SaaS Stack Intelligence
Which tools are worth paying for?
Most mid-market organizations are running between 250 and 600 SaaS licenses across the workforce. Some of those tools are critical infrastructure. Most are not. A few are duplicates of tools that already exist elsewhere in the stack, picked up by different departments at different times, paid for by different cost centers, and never reconciled.
Industry analysts estimate that 20 to 35 percent of enterprise SaaS spend goes unused. For a 1,500-person organization, that translates to seven-figure annual waste hidden inside line items no single person owns. The CFO sees the aggregate spend. The procurement team sees the contracts. Neither sees who is actually using what.
What Levos measures
Levos pulls behavioral signals from every connected SaaS tool through customer-authorized OAuth flows. Specifically:
- License utilization. Active weekly usage per license, not just license assignment. The gap between 'we have 600 Microsoft 365 licenses' and '440 people opened Outlook this week' is the gap most procurement teams cannot quantify.
- AI tool adoption depth. For every AI tool in the stack (Copilot, ChatGPT Enterprise, Gemini, Claude, Grammarly, etc.), the frequency and depth of actual usage by team and role. Not adoption rate. Adoption depth.
- Tool overlap. Where two or more SaaS tools serve the same function for different departments. Common patterns include CRM duplication, project management duplication, and AI tool overlap.

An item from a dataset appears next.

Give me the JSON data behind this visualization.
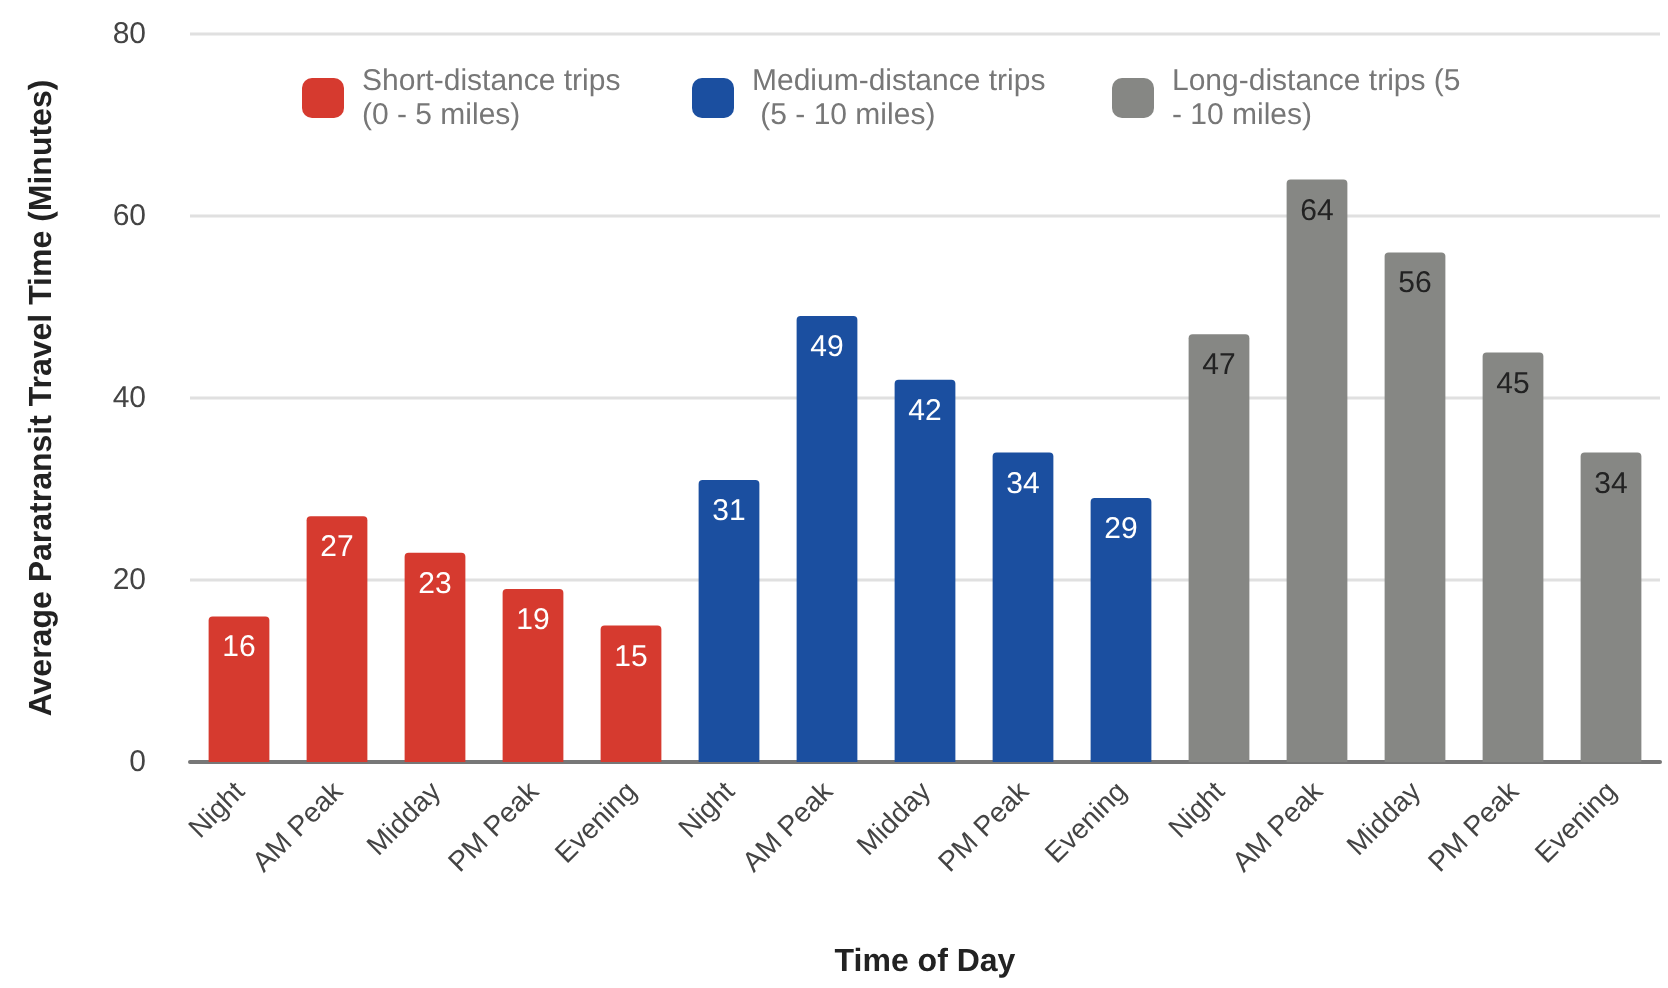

- Cost per active user, by tool. Total annual spend divided by the number of seats actively producing work in that tool, not by total licensed seats. This is the number that exposes the tools you should keep, the tools you should reduce, and the tools you should kill.
What the CFO sees
A single SaaS Stack Intelligence surface that lists every connected tool, the active user count, the cost per active user, the overlap with other tools in the stack, and a recommended action with a dollar value attached. The recommended actions are explicit: keep, consolidate, renegotiate, retire.
Every recommendation includes the math behind it. Every retirement candidate includes the projected savings in the next contract cycle. The CFO walks into the next renewal conversation with the data already in hand.